Kalau tidak salah hitung, sudah lima kali saya "tertipu" dengan barang yang datang, hasil dari pembelian secara daring. Kasusnya berbeda-beda.
Misalnya barang tersebut berasal dari jenis yang sama, tetapi beda warna. Ada pula benda-nya terkesan mirip, tapi tidak sesuai dengan yang saya pilih pada sistem marketplace toko mereka.
Saya menanyakan perihal yang sama kepada teman-teman, apakah mereka pernah mengalami hal serupa. Ternyata banyak juga yang mengalami.
Seperti saya, beberapa rekan memilih untuk mengembalikan barang yang "terkesan mirip" tersebut kepada oknum penjual. Sebagiannya lagi mereka berlapang dada saja dengan apa yang ada.

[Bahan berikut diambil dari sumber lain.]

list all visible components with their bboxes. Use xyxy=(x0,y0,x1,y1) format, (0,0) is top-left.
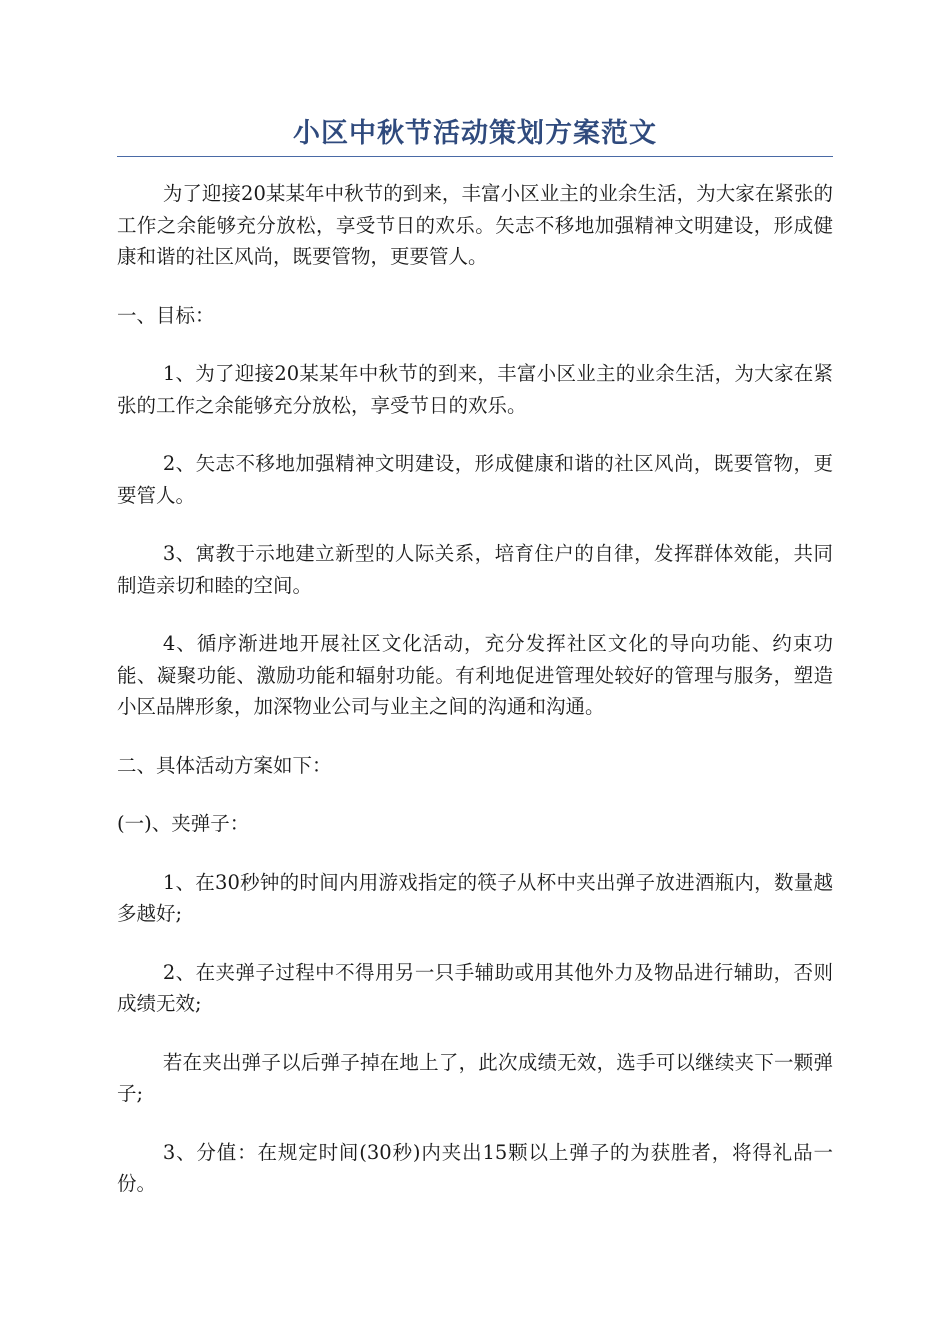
goal-item-2: 2、矢志不移地加强精神文明建设，形成健康和谐的社区风尚，既要管物，更要管人。 xyxy=(117,452,833,507)
document-body xyxy=(117,178,833,1200)
goal-item-4: 4、循序渐进地开展社区文化活动，充分发挥社区文化的导向功能、约束功能、凝聚功能、激励功能和辐射功能。有利地促进管理处较好的管理与服务，塑造小区品牌形象，加深物业公司与业主之间的沟通和沟通。 xyxy=(117,632,833,718)
rule-note: 若在夹出弹子以后弹子掉在地上了，此次成绩无效，选手可以继续夹下一颗弹子; xyxy=(117,1050,833,1105)
goal-item-1: 1、为了迎接20某某年中秋节的到来，丰富小区业主的业余生活，为大家在紧张的工作之余能够充分放松，享受节日的欢乐。 xyxy=(117,362,833,417)
paragraph-intro: 为了迎接20某某年中秋节的到来，丰富小区业主的业余生活，为大家在紧张的工作之余能够充分放松，享受节日的欢乐。矢志不移地加强精神文明建设，形成健康和谐的社区风尚，既要管物，更要管人。 xyxy=(117,182,833,268)
goal-item-3: 3、寓教于示地建立新型的人际关系，培育住户的自律，发挥群体效能，共同制造亲切和睦的空间。 xyxy=(117,542,833,597)
heading-activity-plan: 二、具体活动方案如下： xyxy=(117,753,332,777)
rule-item-2: 2、在夹弹子过程中不得用另一只手辅助或用其他外力及物品进行辅助，否则成绩无效; xyxy=(117,960,833,1015)
heading-marble-game: (一)、夹弹子： xyxy=(117,812,250,835)
document-title: 小区中秋节活动策划方案范文 xyxy=(117,116,833,157)
rule-item-1: 1、在30秒钟的时间内用游戏指定的筷子从杯中夹出弹子放进酒瓶内，数量越多越好; xyxy=(117,870,833,925)
heading-goals: 一、目标： xyxy=(117,303,215,327)
rule-item-3: 3、分值：在规定时间(30秒)内夹出15颗以上弹子的为获胜者，将得礼品一份。 xyxy=(117,1140,833,1195)
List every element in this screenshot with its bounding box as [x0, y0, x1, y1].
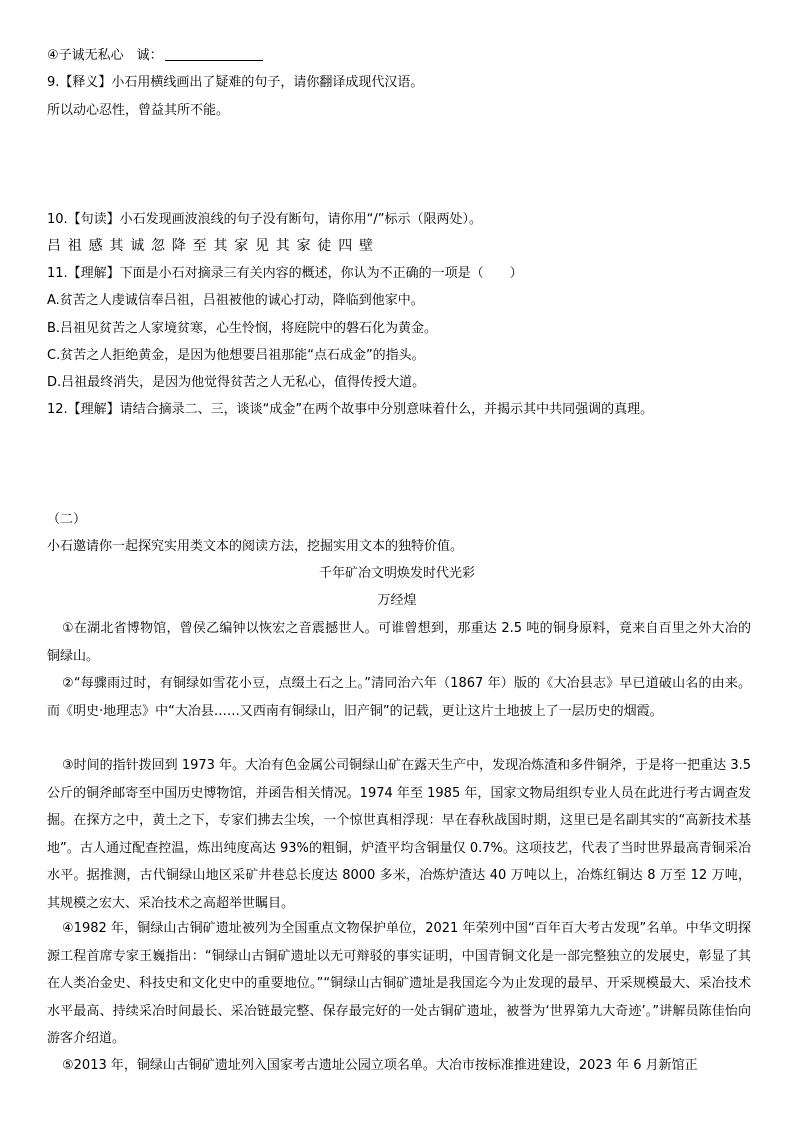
question-12: 12.【理解】请结合摘录二、三，谈谈“成金”在两个故事中分别意味着什么，并揭示其中共同强调的真理。 — [47, 402, 654, 417]
question-9: 9.【释义】小石用横线画出了疑难的句子，请你翻译成现代汉语。 — [47, 75, 424, 90]
section-heading: （二） — [47, 512, 87, 527]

Uniknya adalah dalam kasus "salah kirim" ini, oknum pedagang memiliki alasan yang mirip-mirip juga: mereka mendapatkan banyak pesanan sehingga kurang jeli ketika memilah barang yang dikirim.
Padahal pada abad ini sudah ditemukan dua alat canggih yang bisa mengurangi potensi kesalahan yang dimaksud. Alat-alat tersebut adalah pena dan kertas.
Cara menggunakannya adalah dengan menulis menggunakan pena pada permukaan kertas. Mudah, bukan?
Saya menduga, oknum-oknum pedagang tersebut tidak bermaksud jahat pada awalnya. Namun karena kurangnya kontrol pada persediaan barang dagangan merupakan satu dari sekian banyak penyebabnya.
Pada tahap ini mereka kebingungan karena barang pesanan pembeli sudah tidak ada yang sesuai dengan deskripsi awal. Maka mereka memilih barang-barang yang sekiranya mirip, meski berbeda warna. Mereka sudah tahu resikonya: dikembalikan pembeli. Namun sebagian oknum penjual bertaruh siapa tahu pembelinya suka dengan benda tersebut.
Namun secara substansi, mereka kekurangan apa yang disebut dengan "kejujuran". Mengapa? Karena di situlah segalanya bermuara.